I have an application that analyzes datasets comprised mostly of samples from a Gamma distribution. Mixed in with the data are an unknown number ($>= 0$) of outlier samples (which are actually taken from a scaled noncentral chi-squared distribution with unknown centrality parameter) that are significantly larger in magnitude than the samples from the Gamma distribution. I would like to locate these values with as high of a detection probability as possible, under the constraint that the probability of falsely choosing one of the Gamma-distributed samples as an outlier is bounded by a specified probability $P_{f}$ (where $P_f$ is on the order of $10^{-8}$ to $10^{-12}$ or so).

The shape parameter $k$ of the Gamma distribution is known. I've developed the following method of approaching the problem:

  • Fit a Gamma distribution to the data using a method that attempts to be robust to outliers:

    • Since the shape parameter is known, I just need the scale parameter $\theta$ in order to describe the distribution.

    • The mode of the distribution is equal to $(k-1)\theta$, so estimating the distribution's mode will provide a way to estimate $\theta$. I'm using the half-sample range method to estimate the distribution's mode (i.e. the PDF's peak).

    • Given the mode estimate $m$, estimate the scale paramter as $\tilde \theta = \frac{m}{k-1}$.

  • Given the desired false-detection probability $P_f$, calculate the threshold $x$ where $F_x(x) = 1 – P_f$, where $F_x(x)$ is the CDF of the fitted Gamma distribution.

  • Declare all values in the sample greater than $x$ as outliers.

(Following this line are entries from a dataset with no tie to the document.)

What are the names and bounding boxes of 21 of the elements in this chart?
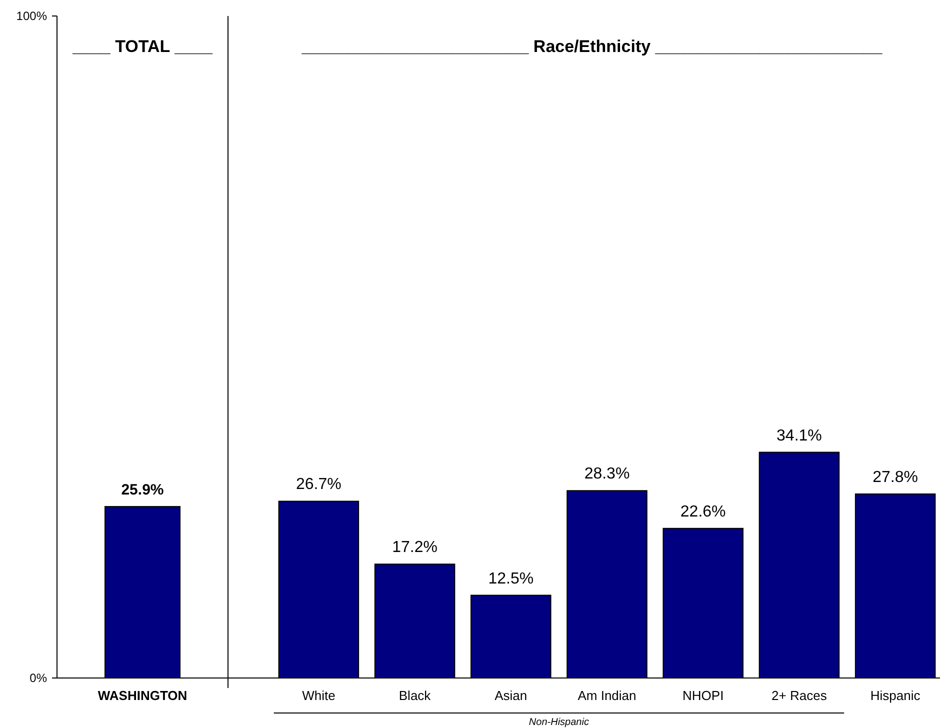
data-label: 26.7% [296, 476, 342, 494]
x-tick-label: Am Indian [578, 688, 636, 703]
data-label: 34.1% [776, 427, 822, 444]
x-tick-label: 2+ Races [772, 688, 828, 703]
data-label: 12.5% [488, 570, 534, 588]
text: Non-Hispanic [528, 717, 589, 728]
x-tick-label: Black [398, 688, 432, 703]
data-label: 28.3% [584, 466, 630, 483]
x-tick-label: White [302, 688, 336, 703]
annotation: ________________________ Race/Ethnicity ________________________ [300, 37, 883, 56]
x-tick-label: NHOPI [682, 688, 724, 703]
data-label: 22.6% [680, 503, 726, 520]
annotation: ____ TOTAL ____ [72, 37, 213, 56]
y-tick-label: 100% [16, 9, 48, 24]
x-tick-label: Asian [494, 688, 528, 703]
y-tick-label: 0% [30, 671, 48, 686]
data-label: 27.8% [872, 468, 918, 486]
data-label: 17.2% [392, 539, 438, 556]
x-tick-label: Hispanic [870, 688, 921, 703]
data-label: 25.9% [121, 482, 164, 499]
x-tick-label: WASHINGTON [98, 688, 188, 703]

I'm looking for a computationally efficient way to estimate the appropriate threshold $x$. This is intended for a real-time processing application, and the method of directly inverting the Gamma distribution's CDF requires me to perform root-finding on special functions that are relatively expensive to compute. If there is a more efficient way to estimate (even approximately) the desired threshold in terms of the distribution parameters, that would help a lot.

Best Answer

Perhaps unsurprisingly the quantile function of the gamma distribution does not have a nice closed form. I suspect that a lot of thought has been put into R's implementation of its approximation.